Wednesday, July 15, 2020

The Perks Of Being Called A Karen

"Like a cool summer rain, humor may suddenly cleanse and cool
 the earth, the air, and you." -Langston Hughes

"Everything is funny, as long as it's happening to somebody else." -Will Rogers
This small scene near my kitchen sink also cleanses and cools me like a summer rain. 

I heard them before I saw them.

Gracie and I were heading out from the back side of the high school, coming around a corner into one of the main gathering areas of the campus. As usual, she pranced along far ahead of me, taking full advantage of her fifty-foot leash as I strolled leisurely behind her. 

Sure enough, there on the broad sidewalk and loading zone sprawled a group of maybe a dozen students - unmasked and close together - standing in an awkward circle. Clearly uncomfortable in the social magnitude of the moment, the girls bunched together on one side of the circle, giggly and nervous, while boys strutted their emerging cleverness by talking over the top of one another. 

I'd bet my bottom dollar that they were incoming freshmen. 

I slid my face mask into place and motioned my dog to join me on the far side of the drive as we neatly skirted around the throng. 
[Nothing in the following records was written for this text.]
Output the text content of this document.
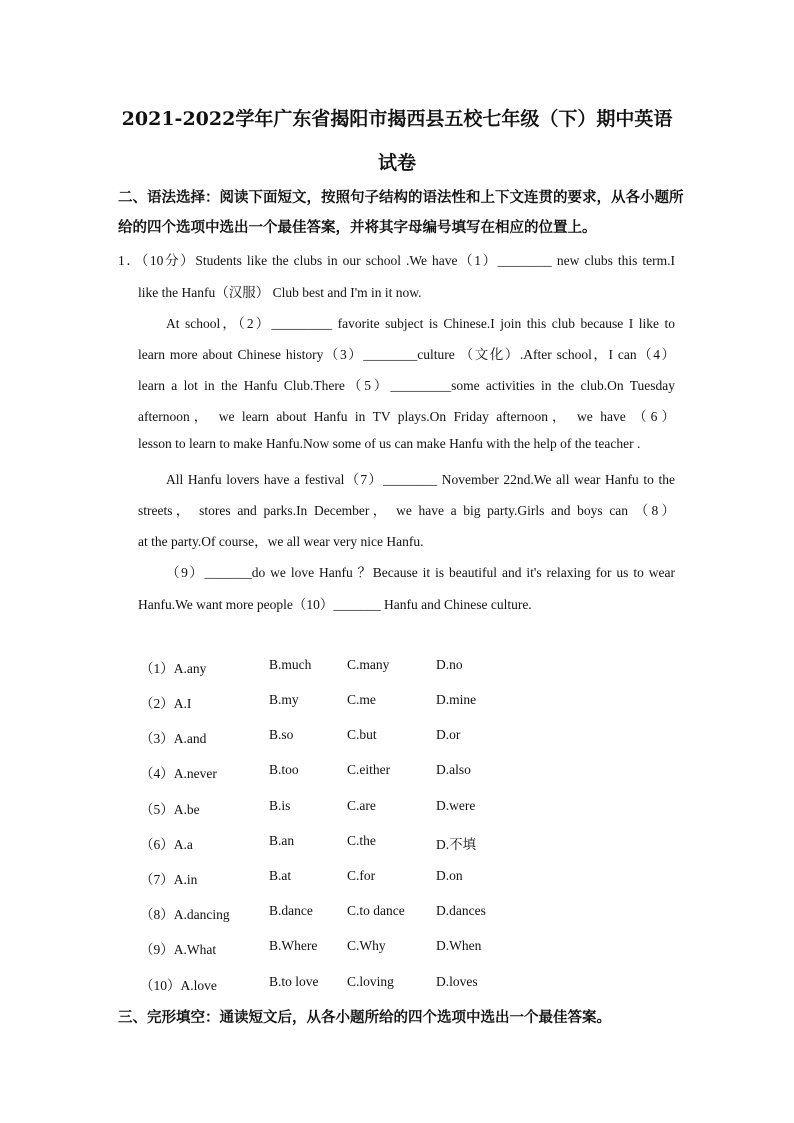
2021-2022学年广东省揭阳市揭西县五校七年级（下）期中英语
试卷
二、语法选择：阅读下面短文，按照句子结构的语法性和上下文连贯的要求，从各小题所
给的四个选项中选出一个最佳答案，并将其字母编号填写在相应的位置上。
1．（10分）Students like the clubs in our school .We have（1）________ new clubs this term.I
like the Hanfu（汉服） Club best and I'm in it now.
At school，（2）_________ favorite subject is Chinese.I join this club because I like to
learn more about Chinese history（3）________culture （文化）.After school，I can（4）
learn a lot in the Hanfu Club.There（5）_________some activities in the club.On Tuesday
afternoon， we learn about Hanfu in TV plays.On Friday afternoon， we have （6）
lesson to learn to make Hanfu.Now some of us can make Hanfu with the help of the teacher .
All Hanfu lovers have a festival（7）________ November 22nd.We all wear Hanfu to the
streets， stores and parks.In December， we have a big party.Girls and boys can （8）
at the party.Of course，we all wear very nice Hanfu.
（9）_______do we love Hanfu ？Because it is beautiful and it's relaxing for us to wear
Hanfu.We want more people（10）_______ Hanfu and Chinese culture.
（1）A.any	B.much	C.many	D.no
（2）A.I	B.my	C.me	D.mine
（3）A.and	B.so	C.but	D.or
（4）A.never	B.too	C.either	D.also
（5）A.be	B.is	C.are	D.were
（6）A.a	B.an	C.the	D.不填
（7）A.in	B.at	C.for	D.on
（8）A.dancing	B.dance	C.to dance D.dances
（9）A.What	B.Where C.Why	D.When
（10）A.love	B.to love C.loving	D.loves
三、完形填空：通读短文后，从各小题所给的四个选项中选出一个最佳答案。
As I expected, our sudden appearance sent off an entirely predictable thread of adolescent jokesterish commentary among the male banterers:

"Whoa, that leash is so long!"
"I thought that dog was just walking along by itself."
"But it's a dog with a really long leash." 

Behind my mask, I smiled to myself. My dog garners a lot of attention, even from preening teenagers. 

Then I heard one last quip delivered with a full measure of sass and defiance:

"And a Karen with a missing mouth." 

Wait. WHAT. Did some bratty little punk just call me a Karen?!
And in the same sentence, mock me for wearing a mask?

Uhh. OK Z-er.

Lol I must admit my temper tried to get the best of me. Behind my mask, I instantly imagined myself walking over and lecturing this kid on just how much of a Karen I am NOT, and delivering a crushing blow to his fledgling ego that this sort of indiscriminate judgment and hate is exactly what Americans everywhere are rising up to protest and change. Bad enough that we have a president who talks trash and makes fun of decent people - we don't need and won't accept these qualities in punky little teenage boys.

I wanted to turn to the girls and say, "Do not date this boy, any of you. He's a jerk."

And I fantasized about pulling Dr. Fauci out of my back pocket and setting him to deliver a firm but fair lecture to these kids about the vital importance of keeping distant and, yes, WEARING A MASK in order to get our raging epidemic under control. 

But of course, I did none of those things. I simply walked on, giving my fight or flight reflexes a hot minute to cool down. Behind my mask, I puzzled over that last offensive comment, my flash of white hot anger, and wondered what had actually happened. 

The kid was struggling to live up to a challenging social situation.
He was attempting to use humor to shore up his status in the group.
As I walked by, he tried to use the new stimuli to his advantage.
He relied on two trending tropes - white women over age 40 are Karens and masks are for squares - to try to create humor.

And after Googling around a bit and watching this TED talk called What Makes Things Funny? I learned that effective humor relies on a combination of benign violation, and that this kid's handle on creating that delicate balance needs some work. 

Growing up takes time. 

Ahh. I feel much better now. 

And interestingly, I'm quite thankful for this momentary irritation. Though this youngster was willing to put me down for a laugh from his friends, he actually brought to me a valuable and much-needed reminder. Especially during this time when our emotions are stretched so thin, genuine humor - like a cleansing, cooling rain - is a gift that we all need.